Attaques à Québec : faut-il nommer les auteurs d’attaques meurtrières? | Tabloïd
/videos

Attaques à Québec : faut-il nommer les auteurs d’attaques meurtrières?

s

Le débat fait rage après les événements survenus le soir d’Halloween à Québec : la plupart des médias ont donné le nom du meurtrier, mais certaines voix s’élèvent contre cette pratique. 

«Notoriété Zéro», un groupe spontané de citoyens né après l’attentat de la mosquée de Québec en 2017, fait valoir que mettre en exergue le nom des coupables contribue à leur glorification. 

«Le risque est un effet de contagion ou que les tueurs deviennent des modèles pour d’autres personnes qui sont instables», estime sa porte-parole Élise Demers. 

Au lendemain du meurtre de deux personnes par un homme atteint de problèmes de santé mentale, dans le Vieux-Québec, la page du groupe «Notoriété Zéro» a publié dimanche soir un message qui a été partagé à plus de 1500 reprises. 

Pour plusieurs experts du monde de l’information, l'argument de l’effet de contagion n’est pas totalement valable. 

«Le phénomène de glorification qu’on invoque est souvent marginal», observe le professeur de droit des médias à l’Université de Montréal, Pierre Trudel. 
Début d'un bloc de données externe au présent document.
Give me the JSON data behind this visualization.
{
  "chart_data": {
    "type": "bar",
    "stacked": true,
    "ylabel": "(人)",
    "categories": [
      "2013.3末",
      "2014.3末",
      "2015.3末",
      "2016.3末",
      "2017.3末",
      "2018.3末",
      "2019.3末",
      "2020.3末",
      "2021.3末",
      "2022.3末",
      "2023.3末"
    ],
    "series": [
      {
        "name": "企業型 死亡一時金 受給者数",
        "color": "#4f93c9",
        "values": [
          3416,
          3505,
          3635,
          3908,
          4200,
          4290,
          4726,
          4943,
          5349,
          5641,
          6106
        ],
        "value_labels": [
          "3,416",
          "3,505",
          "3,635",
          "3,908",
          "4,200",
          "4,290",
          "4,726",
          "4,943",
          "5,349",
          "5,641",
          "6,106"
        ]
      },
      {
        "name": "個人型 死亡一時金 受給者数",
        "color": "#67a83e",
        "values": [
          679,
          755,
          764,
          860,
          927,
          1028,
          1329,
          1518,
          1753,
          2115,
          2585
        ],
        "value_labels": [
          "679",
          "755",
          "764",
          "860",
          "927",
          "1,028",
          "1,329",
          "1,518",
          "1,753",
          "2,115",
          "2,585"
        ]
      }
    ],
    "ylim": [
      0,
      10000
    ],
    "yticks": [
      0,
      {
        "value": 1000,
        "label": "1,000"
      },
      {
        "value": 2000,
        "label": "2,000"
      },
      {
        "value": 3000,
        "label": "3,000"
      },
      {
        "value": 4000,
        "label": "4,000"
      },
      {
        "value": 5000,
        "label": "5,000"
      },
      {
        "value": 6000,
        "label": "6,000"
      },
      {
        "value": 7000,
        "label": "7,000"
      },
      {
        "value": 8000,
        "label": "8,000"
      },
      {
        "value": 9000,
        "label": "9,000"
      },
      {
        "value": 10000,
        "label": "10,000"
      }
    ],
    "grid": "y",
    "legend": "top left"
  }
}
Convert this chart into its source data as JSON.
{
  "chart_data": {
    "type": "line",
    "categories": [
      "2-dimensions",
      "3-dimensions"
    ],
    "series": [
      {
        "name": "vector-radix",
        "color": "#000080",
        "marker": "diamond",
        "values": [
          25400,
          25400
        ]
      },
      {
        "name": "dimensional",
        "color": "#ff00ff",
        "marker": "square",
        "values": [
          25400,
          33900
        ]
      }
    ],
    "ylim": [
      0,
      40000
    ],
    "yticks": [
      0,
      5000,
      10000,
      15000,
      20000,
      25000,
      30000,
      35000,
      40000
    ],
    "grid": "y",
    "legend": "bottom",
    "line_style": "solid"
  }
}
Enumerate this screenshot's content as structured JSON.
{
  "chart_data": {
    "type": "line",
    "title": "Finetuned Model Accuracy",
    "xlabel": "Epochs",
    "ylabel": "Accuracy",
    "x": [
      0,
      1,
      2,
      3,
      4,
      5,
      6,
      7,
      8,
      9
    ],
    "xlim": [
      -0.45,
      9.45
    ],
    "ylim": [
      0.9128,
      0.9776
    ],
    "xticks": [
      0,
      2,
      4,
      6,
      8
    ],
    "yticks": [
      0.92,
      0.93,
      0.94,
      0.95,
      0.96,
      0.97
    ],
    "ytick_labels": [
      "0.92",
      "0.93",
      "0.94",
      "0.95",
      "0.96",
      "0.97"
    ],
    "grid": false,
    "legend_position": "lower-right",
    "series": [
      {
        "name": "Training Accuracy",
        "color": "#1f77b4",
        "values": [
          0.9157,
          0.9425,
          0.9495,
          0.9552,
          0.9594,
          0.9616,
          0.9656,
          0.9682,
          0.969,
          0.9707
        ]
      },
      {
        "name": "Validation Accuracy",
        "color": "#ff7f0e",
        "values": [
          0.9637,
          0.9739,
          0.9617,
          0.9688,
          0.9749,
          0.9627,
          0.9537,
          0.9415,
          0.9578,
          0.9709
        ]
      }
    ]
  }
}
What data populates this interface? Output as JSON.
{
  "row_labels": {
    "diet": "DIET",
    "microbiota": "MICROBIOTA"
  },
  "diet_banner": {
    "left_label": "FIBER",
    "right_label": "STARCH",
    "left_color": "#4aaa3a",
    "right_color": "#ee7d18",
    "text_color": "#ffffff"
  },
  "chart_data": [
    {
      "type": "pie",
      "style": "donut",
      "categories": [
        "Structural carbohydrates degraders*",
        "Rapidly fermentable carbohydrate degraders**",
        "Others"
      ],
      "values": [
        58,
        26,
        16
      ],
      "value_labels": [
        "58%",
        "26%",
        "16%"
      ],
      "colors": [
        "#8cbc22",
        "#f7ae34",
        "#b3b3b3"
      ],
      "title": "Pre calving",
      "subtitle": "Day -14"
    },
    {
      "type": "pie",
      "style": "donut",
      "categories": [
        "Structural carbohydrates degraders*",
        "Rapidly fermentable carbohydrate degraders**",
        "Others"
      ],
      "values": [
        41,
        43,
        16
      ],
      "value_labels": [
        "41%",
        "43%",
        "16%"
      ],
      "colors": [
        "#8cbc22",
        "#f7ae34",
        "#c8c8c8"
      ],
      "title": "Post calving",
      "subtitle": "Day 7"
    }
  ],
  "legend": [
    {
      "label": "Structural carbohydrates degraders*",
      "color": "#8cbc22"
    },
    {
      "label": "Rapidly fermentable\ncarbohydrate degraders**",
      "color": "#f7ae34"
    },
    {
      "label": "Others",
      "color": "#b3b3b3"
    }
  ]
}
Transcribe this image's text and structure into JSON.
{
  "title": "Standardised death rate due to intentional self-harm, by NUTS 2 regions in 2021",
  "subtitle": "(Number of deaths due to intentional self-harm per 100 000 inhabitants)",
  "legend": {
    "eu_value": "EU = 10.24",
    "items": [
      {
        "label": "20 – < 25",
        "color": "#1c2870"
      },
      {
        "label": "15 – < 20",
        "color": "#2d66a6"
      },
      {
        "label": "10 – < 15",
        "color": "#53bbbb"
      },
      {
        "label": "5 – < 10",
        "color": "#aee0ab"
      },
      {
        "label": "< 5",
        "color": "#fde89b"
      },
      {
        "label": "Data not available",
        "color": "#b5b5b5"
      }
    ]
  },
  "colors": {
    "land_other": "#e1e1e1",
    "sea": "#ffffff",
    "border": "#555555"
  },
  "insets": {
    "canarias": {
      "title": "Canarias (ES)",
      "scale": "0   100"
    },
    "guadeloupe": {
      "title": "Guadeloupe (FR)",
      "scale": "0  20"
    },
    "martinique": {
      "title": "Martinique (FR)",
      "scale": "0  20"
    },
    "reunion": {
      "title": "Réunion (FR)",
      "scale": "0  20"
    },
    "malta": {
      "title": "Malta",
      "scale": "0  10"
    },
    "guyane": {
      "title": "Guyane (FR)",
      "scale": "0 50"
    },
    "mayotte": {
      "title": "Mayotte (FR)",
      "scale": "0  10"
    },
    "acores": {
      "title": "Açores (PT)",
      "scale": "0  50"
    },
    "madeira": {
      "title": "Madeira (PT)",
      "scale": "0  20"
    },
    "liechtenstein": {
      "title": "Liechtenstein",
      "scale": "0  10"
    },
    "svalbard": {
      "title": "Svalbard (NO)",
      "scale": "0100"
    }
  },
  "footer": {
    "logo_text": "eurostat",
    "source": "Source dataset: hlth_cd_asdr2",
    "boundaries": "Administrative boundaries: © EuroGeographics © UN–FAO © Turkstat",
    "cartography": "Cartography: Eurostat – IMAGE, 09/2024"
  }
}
Un espace pour les fausses nouvelles  

«Le nom est une information loin d’être banale, elle est très importante. Avant de priver le public de cette information, il me semble qu’il faut avoir des raisons plus convaincantes», soutient l’enseignant, qui ajoute que le public pourrait y voir un complot. 

Pour «Notoriété Zéro», groupe inspiré de «No Notoriety» aux États-Unis, il faudrait aussi limiter la diffusion de l’image d’un assaillant. Dans le cas des événements de Québec, la presse a montré une photo de l’auteur des crimes dans un spa. 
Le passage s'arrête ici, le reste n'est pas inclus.